Sequencing baby’s genome: a help in treatment or too much information?
Diapers? Check. Infant car seat? Check. Comprehensive genome analysis? Roger that, too.
For thousands of newborns born in and around Boston; San Francisco; Kansas City, Missouri; and North Carolina over the next several years, a full genomic sequencing may be among the medical tests conducted in the first days of baby’s life.
The procedure is anything but routine. But a $20-million bucket of grants announced this week by the National Institutes of Health will help decide whether such genomic analysis should be among the routine screenings conducted on all newborns.
At issue in the studies to be undertaken are questions of health, efficiency, privacy and ethics, as well as squishier issues of parent-child attachment. Will having information on a baby’s distantly future health vulnerabilities make a difference in the kinds of medical treatments he or she gets, or on the ways his or her parents feed or care for him or her? When genomic analysis picks up on a genetic disorder or an inherited disease likely to crop up early, will even earlier interventions make a difference? Will physicians, parents and, ultimately, the babies themselves understand the significance (or the lack thereof) of the information they now have?
Some of the concerns to be tested are more practical: Will a child get speedier and better treatment when adverse -- or positive -- reactions to certain drugs can be predicted? Can smaller genomic panels -- those that sequence only the 2% of DNA made up of genes known to code for proteins in the body -- offer the same wealth of usable information more cheaply?
These questions are to be explored over the next five years at the medical centers of UC San Francisco, UC Berkeley and the University of North Carolina, and at Brigham and Women’s Hospital in Boston, Boston Children’s Hospital and Children’s Mercy Hospital in Kansas City.
As early as next year, newborns and their families are to start being recruited at the institutions. Researchers aim to sequence the babies’ entire genomes in as few as 50 hours -- turnaround time on a par with pinprick blood tests now routinely conducted to detect metabolic disorders such as phenylketonuria, blood disorders such as sickle cell anemia, endocrine disorders such as hypothyroidism or inherited diseases such as cystic fibrosis.
“Genomic sequencing has the potential to diagnose a vast array of disorders and conditions at the very start of life,” said Dr.
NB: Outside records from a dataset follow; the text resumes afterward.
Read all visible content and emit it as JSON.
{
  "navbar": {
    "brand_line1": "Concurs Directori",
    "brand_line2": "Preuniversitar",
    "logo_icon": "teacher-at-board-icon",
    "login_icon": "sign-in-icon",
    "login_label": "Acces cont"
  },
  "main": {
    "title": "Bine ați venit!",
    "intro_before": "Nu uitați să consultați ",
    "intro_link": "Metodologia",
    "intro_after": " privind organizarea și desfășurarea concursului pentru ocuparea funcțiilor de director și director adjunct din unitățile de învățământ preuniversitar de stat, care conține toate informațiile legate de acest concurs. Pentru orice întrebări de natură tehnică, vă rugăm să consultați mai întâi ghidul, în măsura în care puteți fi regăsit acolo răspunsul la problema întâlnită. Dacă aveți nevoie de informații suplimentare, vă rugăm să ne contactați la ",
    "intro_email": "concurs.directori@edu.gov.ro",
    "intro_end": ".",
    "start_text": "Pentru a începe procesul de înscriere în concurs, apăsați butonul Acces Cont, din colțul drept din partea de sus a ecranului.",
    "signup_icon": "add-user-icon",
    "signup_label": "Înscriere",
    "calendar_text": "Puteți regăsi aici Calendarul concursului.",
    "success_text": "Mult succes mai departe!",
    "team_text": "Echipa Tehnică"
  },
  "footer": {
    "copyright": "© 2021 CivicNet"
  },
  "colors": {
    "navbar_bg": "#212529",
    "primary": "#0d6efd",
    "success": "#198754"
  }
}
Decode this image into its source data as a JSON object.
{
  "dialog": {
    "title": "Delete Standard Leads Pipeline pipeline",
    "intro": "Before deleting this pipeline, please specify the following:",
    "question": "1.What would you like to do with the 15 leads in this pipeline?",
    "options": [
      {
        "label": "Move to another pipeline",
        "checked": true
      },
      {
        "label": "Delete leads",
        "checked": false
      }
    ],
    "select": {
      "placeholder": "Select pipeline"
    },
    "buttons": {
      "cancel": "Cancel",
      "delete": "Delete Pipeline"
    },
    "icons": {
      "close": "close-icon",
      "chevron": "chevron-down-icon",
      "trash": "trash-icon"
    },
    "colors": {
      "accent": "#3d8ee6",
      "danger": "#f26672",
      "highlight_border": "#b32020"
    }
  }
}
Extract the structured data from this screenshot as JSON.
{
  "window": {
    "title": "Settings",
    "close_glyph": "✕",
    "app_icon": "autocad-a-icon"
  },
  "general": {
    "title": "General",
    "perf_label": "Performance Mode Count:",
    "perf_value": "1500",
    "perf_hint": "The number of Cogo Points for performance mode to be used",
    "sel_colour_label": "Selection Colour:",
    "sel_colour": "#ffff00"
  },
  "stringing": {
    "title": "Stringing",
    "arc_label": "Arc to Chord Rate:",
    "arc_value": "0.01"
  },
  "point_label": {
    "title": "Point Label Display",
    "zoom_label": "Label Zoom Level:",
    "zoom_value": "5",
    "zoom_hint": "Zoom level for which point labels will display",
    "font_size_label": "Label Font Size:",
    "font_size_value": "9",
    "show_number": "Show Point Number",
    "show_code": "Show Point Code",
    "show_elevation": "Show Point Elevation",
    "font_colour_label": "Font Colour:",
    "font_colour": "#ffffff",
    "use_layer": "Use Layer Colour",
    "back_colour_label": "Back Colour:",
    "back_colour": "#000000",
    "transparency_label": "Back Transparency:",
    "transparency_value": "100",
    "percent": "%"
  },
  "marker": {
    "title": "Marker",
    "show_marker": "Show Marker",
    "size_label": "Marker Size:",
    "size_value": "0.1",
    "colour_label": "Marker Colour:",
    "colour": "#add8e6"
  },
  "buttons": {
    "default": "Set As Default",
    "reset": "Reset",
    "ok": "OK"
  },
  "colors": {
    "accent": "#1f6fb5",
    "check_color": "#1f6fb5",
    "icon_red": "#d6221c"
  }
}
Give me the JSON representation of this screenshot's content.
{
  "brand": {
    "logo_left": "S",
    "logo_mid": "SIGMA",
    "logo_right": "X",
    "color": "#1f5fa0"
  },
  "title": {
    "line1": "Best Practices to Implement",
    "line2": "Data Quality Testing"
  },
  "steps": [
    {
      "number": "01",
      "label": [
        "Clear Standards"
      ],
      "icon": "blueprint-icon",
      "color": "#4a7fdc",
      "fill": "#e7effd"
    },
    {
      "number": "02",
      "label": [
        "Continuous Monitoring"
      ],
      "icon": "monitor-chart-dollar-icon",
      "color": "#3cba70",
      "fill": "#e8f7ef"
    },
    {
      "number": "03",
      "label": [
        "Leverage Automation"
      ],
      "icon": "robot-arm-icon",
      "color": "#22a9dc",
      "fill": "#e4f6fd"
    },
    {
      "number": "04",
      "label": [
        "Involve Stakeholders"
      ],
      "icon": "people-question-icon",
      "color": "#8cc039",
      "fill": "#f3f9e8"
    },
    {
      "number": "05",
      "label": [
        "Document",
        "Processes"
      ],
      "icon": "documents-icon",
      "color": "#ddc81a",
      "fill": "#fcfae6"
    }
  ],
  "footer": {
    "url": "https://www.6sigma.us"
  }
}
Alan E. Guttmacher, director of the National Institute of Child Health and Human Development, which is co-sponsoring the grants alongside the National Human Genome Research Institute. “But the ability to decipher an individual’s genetic code rapidly also brings with it a host of clinical and ethical issues, which is why it is important that this program explores the trio of technical, clinical and ethical aspects of genomics research in the newborn period.”